Abonnée à la caricature

Je ne suis pas une lectrice de Charlie Hebdo : je n'apprécie pas l'humour, je n'aime pas les dessins et je n'ai donc pas choisi de les soutenir en m'abonnant à une revue qui ne porte pas mes valeurs. J'ai juste ce matin participer à un rassemblement organisé par la ville voisine, plus pour protester contre ces morts inutiles,  ces gens non armés même si mordants, qu'il suffisait de mépriser si on ne les appréciait pas. J'avais les larmes aux yeux bien sûr, comme tous ces derniers jours où je n'arrivais pas à me détacher du fil de l'actualité, effectuant des pauses régulières dans mon travail (pas de persiflage s'il vous plait) pour m'informer (moi qui déteste "être au courant", l'actualité étant une grande diarrhée que personne ne retient), parce que cet acte m'a heurté, parce qu'il concernait des gens qui ont marqué ma jeunesse (même si Cabus a renié sa période Club Dorothée, pas moi), parce que ce n'était que des dessinateurs, correcteurs ou des personnes se trouvant au mauvais endroit au mauvais moment. Je me refuse cependant d'encenser Charlie Hebdo, je pleure pour les morts inutiles, les survivants qui j'espère parviendront à plus que survivre, les familles dévastées, la haine, la violence qui règne en continu.

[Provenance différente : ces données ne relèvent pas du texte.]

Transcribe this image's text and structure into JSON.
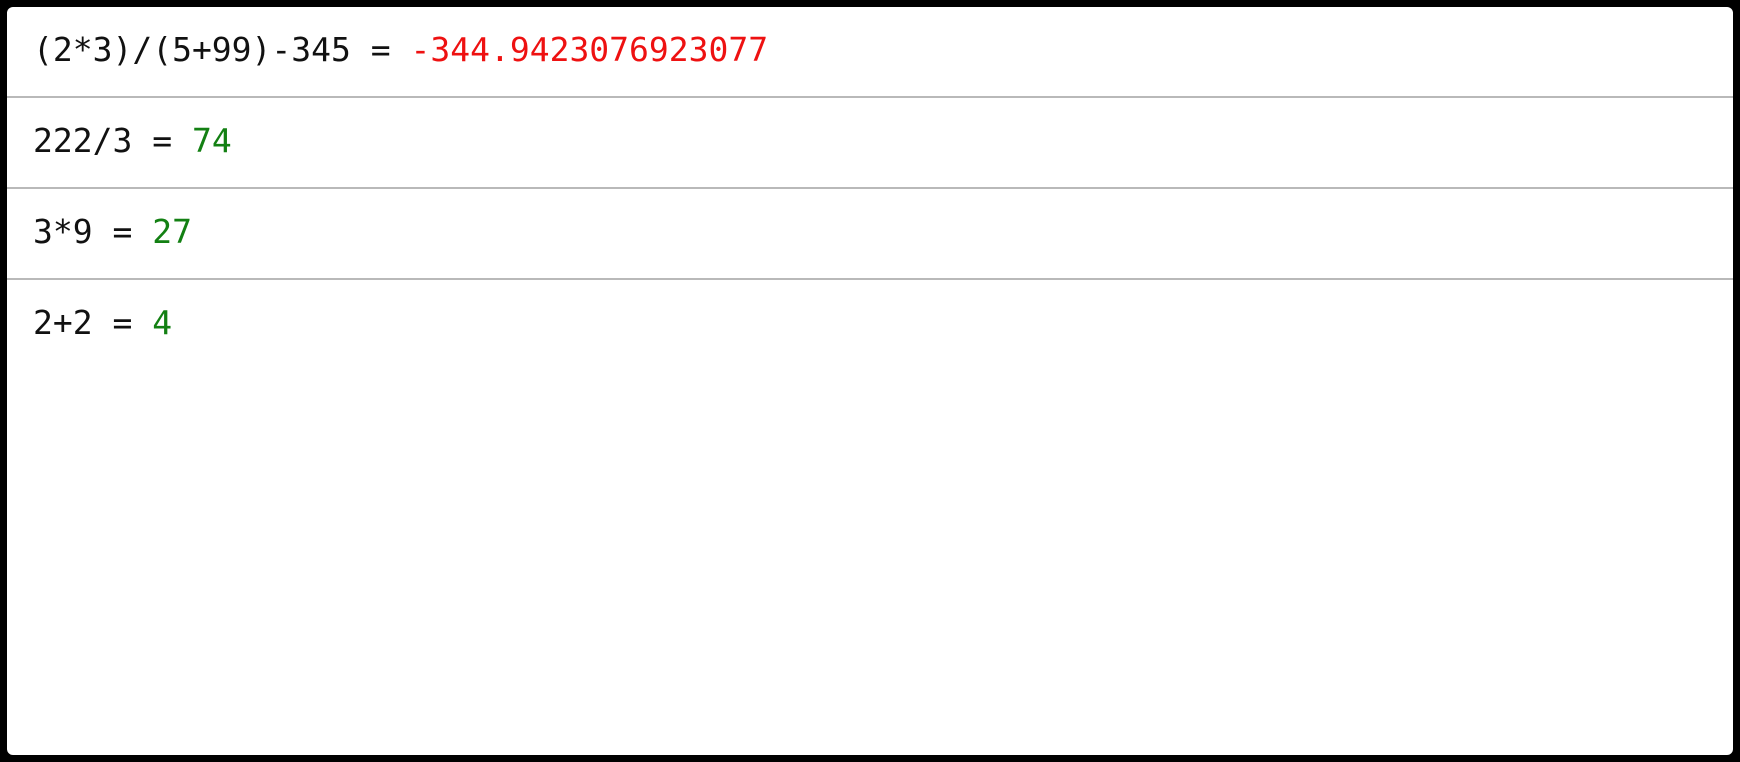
{
  "colors": {
    "error_result": "#ee1111",
    "ok_result": "#138013",
    "expression": "#111111",
    "divider": "#b9b9b9"
  },
  "history": [
    {
      "expression": "(2*3)/(5+99)-345",
      "equals": " = ",
      "result": "-344.9423076923077",
      "result_color": "#ee1111"
    },
    {
      "expression": "222/3",
      "equals": " = ",
      "result": "74",
      "result_color": "#138013"
    },
    {
      "expression": "3*9",
      "equals": " = ",
      "result": "27",
      "result_color": "#138013"
    },
    {
      "expression": "2+2",
      "equals": " = ",
      "result": "4",
      "result_color": "#138013"
    }
  ]
}
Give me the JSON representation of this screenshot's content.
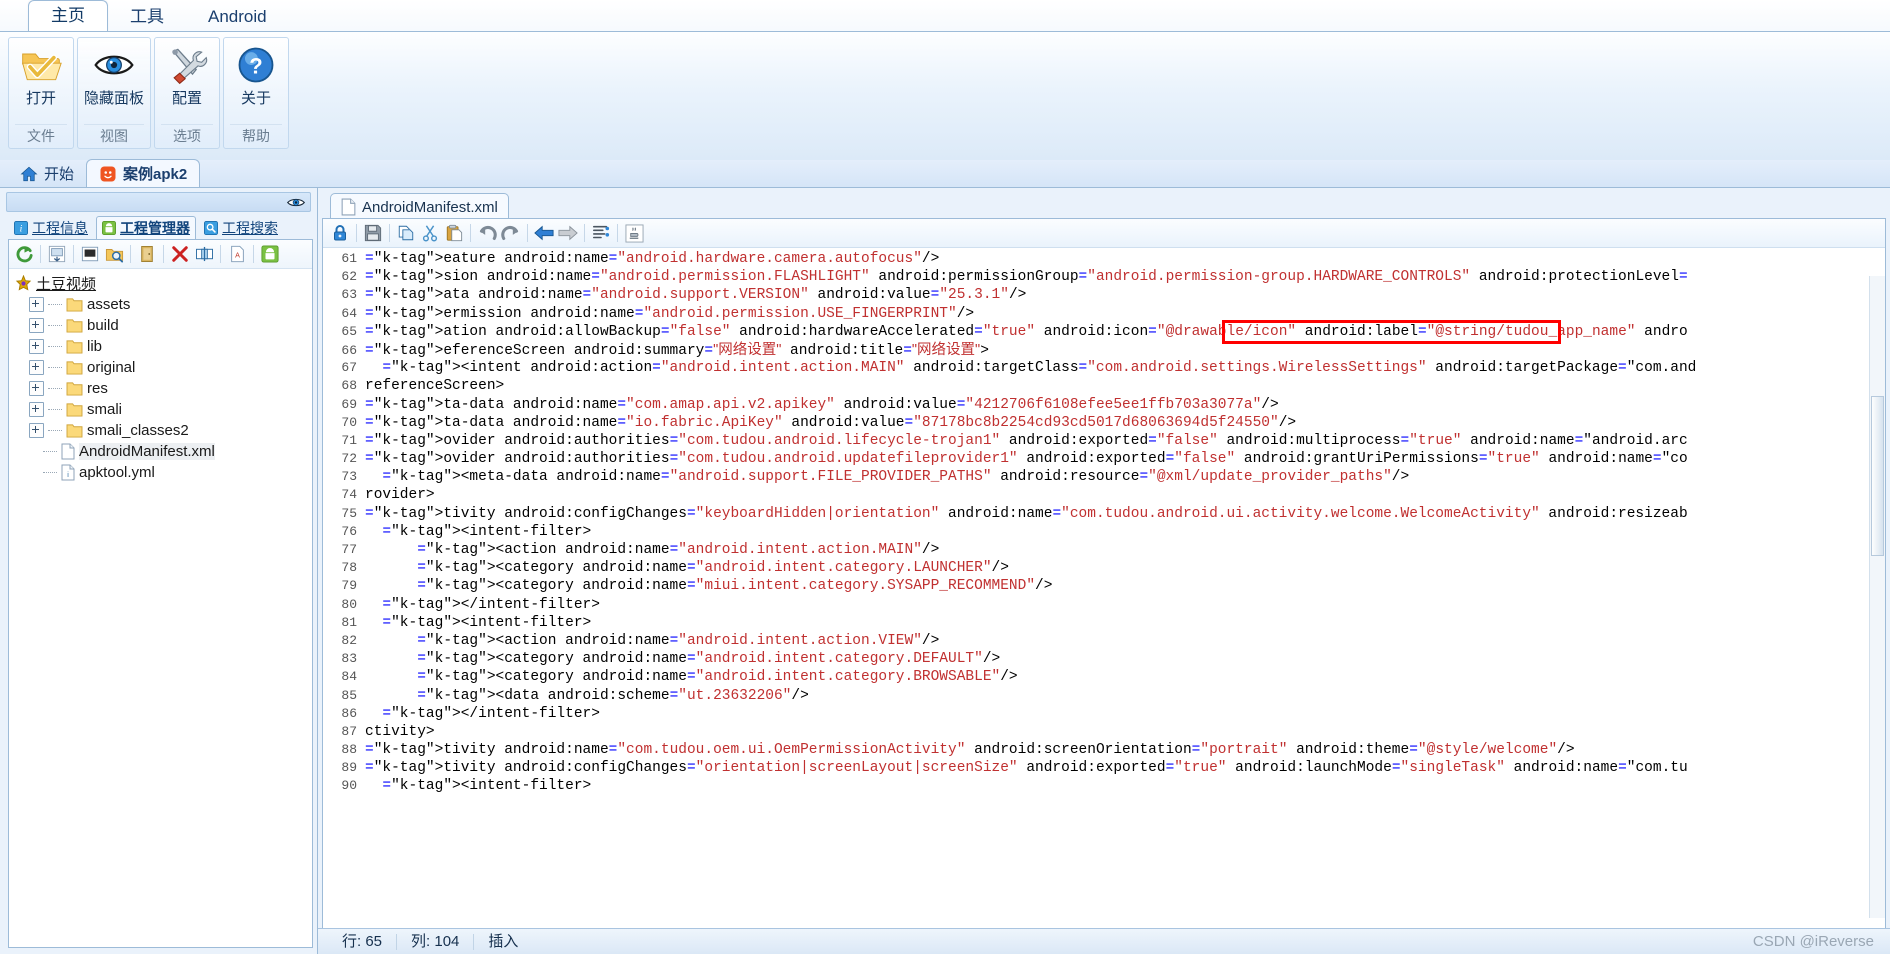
{
  "ribbon": {
    "tabs": [
      {
        "label": "主页",
        "active": true
      },
      {
        "label": "工具",
        "active": false
      },
      {
        "label": "Android",
        "active": false
      }
    ],
    "groups": [
      {
        "button_label": "打开",
        "icon": "open-folder-icon",
        "group_title": "文件"
      },
      {
        "button_label": "隐藏面板",
        "icon": "eye-icon",
        "group_title": "视图"
      },
      {
        "button_label": "配置",
        "icon": "tools-icon",
        "group_title": "选项"
      },
      {
        "button_label": "关于",
        "icon": "question-icon",
        "group_title": "帮助"
      }
    ]
  },
  "doc_tabs": [
    {
      "label": "开始",
      "icon": "home-icon",
      "active": false
    },
    {
      "label": "案例apk2",
      "icon": "apk-icon",
      "active": true
    }
  ],
  "left_panel": {
    "header_icon": "eye-icon",
    "tabs": [
      {
        "label": "工程信息",
        "icon": "info-icon",
        "active": false
      },
      {
        "label": "工程管理器",
        "icon": "android-icon",
        "active": true
      },
      {
        "label": "工程搜索",
        "icon": "search-icon",
        "active": false
      }
    ],
    "toolbar_icons": [
      "refresh-icon",
      "export-icon",
      "sep",
      "compile-icon",
      "find-in-files-icon",
      "sep",
      "door-icon",
      "sep",
      "delete-icon",
      "rename-icon",
      "sep",
      "text-file-icon",
      "sep",
      "android-build-icon"
    ],
    "tree": {
      "root": {
        "label": "土豆视频",
        "icon": "project-icon"
      },
      "nodes": [
        {
          "label": "assets",
          "type": "folder",
          "expandable": true,
          "selected": false
        },
        {
          "label": "build",
          "type": "folder",
          "expandable": true,
          "selected": false
        },
        {
          "label": "lib",
          "type": "folder",
          "expandable": true,
          "selected": false
        },
        {
          "label": "original",
          "type": "folder",
          "expandable": true,
          "selected": false
        },
        {
          "label": "res",
          "type": "folder",
          "expandable": true,
          "selected": false
        },
        {
          "label": "smali",
          "type": "folder",
          "expandable": true,
          "selected": false
        },
        {
          "label": "smali_classes2",
          "type": "folder",
          "expandable": true,
          "selected": false
        },
        {
          "label": "AndroidManifest.xml",
          "type": "file",
          "expandable": false,
          "selected": true
        },
        {
          "label": "apktool.yml",
          "type": "file-yml",
          "expandable": false,
          "selected": false
        }
      ]
    }
  },
  "editor": {
    "tab": {
      "label": "AndroidManifest.xml",
      "icon": "xml-file-icon"
    },
    "toolbar_icons": [
      "lock-icon",
      "sep",
      "save-icon",
      "sep",
      "copy-icon",
      "cut-icon",
      "paste-icon",
      "sep",
      "undo-icon",
      "redo-icon",
      "sep",
      "back-arrow-icon",
      "forward-arrow-icon",
      "sep",
      "format-icon",
      "sep",
      "java-icon"
    ],
    "first_line_number": 61,
    "lines": [
      {
        "n": 61,
        "text": "eature android:name=\"android.hardware.camera.autofocus\"/>"
      },
      {
        "n": 62,
        "text": "sion android:name=\"android.permission.FLASHLIGHT\" android:permissionGroup=\"android.permission-group.HARDWARE_CONTROLS\" android:protectionLevel="
      },
      {
        "n": 63,
        "text": "ata android:name=\"android.support.VERSION\" android:value=\"25.3.1\"/>"
      },
      {
        "n": 64,
        "text": "ermission android:name=\"android.permission.USE_FINGERPRINT\"/>"
      },
      {
        "n": 65,
        "text": "ation android:allowBackup=\"false\" android:hardwareAccelerated=\"true\" android:icon=\"@drawable/icon\" android:label=\"@string/tudou_app_name\" andro"
      },
      {
        "n": 66,
        "text": "eferenceScreen android:summary=\"网络设置\" android:title=\"网络设置\">"
      },
      {
        "n": 67,
        "text": "  <intent android:action=\"android.intent.action.MAIN\" android:targetClass=\"com.android.settings.WirelessSettings\" android:targetPackage=\"com.and"
      },
      {
        "n": 68,
        "text": "referenceScreen>"
      },
      {
        "n": 69,
        "text": "ta-data android:name=\"com.amap.api.v2.apikey\" android:value=\"4212706f6108efee5ee1ffb703a3077a\"/>"
      },
      {
        "n": 70,
        "text": "ta-data android:name=\"io.fabric.ApiKey\" android:value=\"87178bc8b2254cd93cd5017d68063694d5f24550\"/>"
      },
      {
        "n": 71,
        "text": "ovider android:authorities=\"com.tudou.android.lifecycle-trojan1\" android:exported=\"false\" android:multiprocess=\"true\" android:name=\"android.arc"
      },
      {
        "n": 72,
        "text": "ovider android:authorities=\"com.tudou.android.updatefileprovider1\" android:exported=\"false\" android:grantUriPermissions=\"true\" android:name=\"co"
      },
      {
        "n": 73,
        "text": "  <meta-data android:name=\"android.support.FILE_PROVIDER_PATHS\" android:resource=\"@xml/update_provider_paths\"/>"
      },
      {
        "n": 74,
        "text": "rovider>"
      },
      {
        "n": 75,
        "text": "tivity android:configChanges=\"keyboardHidden|orientation\" android:name=\"com.tudou.android.ui.activity.welcome.WelcomeActivity\" android:resizeab"
      },
      {
        "n": 76,
        "text": "  <intent-filter>"
      },
      {
        "n": 77,
        "text": "      <action android:name=\"android.intent.action.MAIN\"/>"
      },
      {
        "n": 78,
        "text": "      <category android:name=\"android.intent.category.LAUNCHER\"/>"
      },
      {
        "n": 79,
        "text": "      <category android:name=\"miui.intent.category.SYSAPP_RECOMMEND\"/>"
      },
      {
        "n": 80,
        "text": "  </intent-filter>"
      },
      {
        "n": 81,
        "text": "  <intent-filter>"
      },
      {
        "n": 82,
        "text": "      <action android:name=\"android.intent.action.VIEW\"/>"
      },
      {
        "n": 83,
        "text": "      <category android:name=\"android.intent.category.DEFAULT\"/>"
      },
      {
        "n": 84,
        "text": "      <category android:name=\"android.intent.category.BROWSABLE\"/>"
      },
      {
        "n": 85,
        "text": "      <data android:scheme=\"ut.23632206\"/>"
      },
      {
        "n": 86,
        "text": "  </intent-filter>"
      },
      {
        "n": 87,
        "text": "ctivity>"
      },
      {
        "n": 88,
        "text": "tivity android:name=\"com.tudou.oem.ui.OemPermissionActivity\" android:screenOrientation=\"portrait\" android:theme=\"@style/welcome\"/>"
      },
      {
        "n": 89,
        "text": "tivity android:configChanges=\"orientation|screenLayout|screenSize\" android:exported=\"true\" android:launchMode=\"singleTask\" android:name=\"com.tu"
      },
      {
        "n": 90,
        "text": "  <intent-filter>"
      }
    ],
    "highlight": {
      "line": 65,
      "text": "android:label=\"@string/tudou_app_name\"",
      "color": "#ff0000"
    }
  },
  "statusbar": {
    "row_label": "行: 65",
    "col_label": "列: 104",
    "mode_label": "插入"
  },
  "watermark": "CSDN @iReverse",
  "colors": {
    "accent": "#1b3f6e",
    "highlight": "#ff0000",
    "tag": "#0000c8",
    "string": "#c03030",
    "panel_bg": "#eaf2fb"
  }
}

Avant cet événement tragique, je voulais écrire, sur un ton humoristique comme j'essaye toujours de m'y efforcer, même si on peut surtout rire de mes prétentions, sur un épisode qui m'avait choqué : je m'étais fait agresser verbalement par un homme parce qu'il s'était supposé que je doublais une dame dans une file d'attente . Je savais que j'étais dans mon bon droit, que j'étais là depuis plus longtemps que la dame qui s'était approchée au maximum du comptoir pour me doubler, et je lui aurai laissé cette place qu'elle convoitait si le pharmacien ne s'était adressé à moi parce qu'il savait que j'attendais depuis plus longtemps qu'elle. Et ce monsieur m'a accusée de façon agressive de ne pas respecter l'ordre de passage, alors qu'il venait d'arriver depuis à peine 2 mn. Ma fille qui m'accompagnait à commencer à hausser le ton en le traitant de menteur, mais je l'ai calmée, ai payé ma pommade anti-rougeur (pour ma dernière, même si mes joues étaient écarlates) et je suis partie sans rien lui répliquer. Si des gens sont capables d'en venir peut être jusqu'aux mains dans une pharmacie pour gagner quelques minutes, il ne faut pas s'étonner que des jeunes complètement paumés, endoctrinés, lessivés du cerveau, salivant d'en découdre,  en viennent à tuer sous le prétexte fallacieux de défendre un prophète mort depuis longtemps et qui ne peut plus être humilier que par le comportement de ses soit-disant disciples (dans le même genre (même si à un degré moindre, heureusement le Tu ne tueras pas reste un commandement) : ceux qui au nom de la sacro sainte famille ont trouvé un bon prétexte pour hurler leur détestation des homosexuels) .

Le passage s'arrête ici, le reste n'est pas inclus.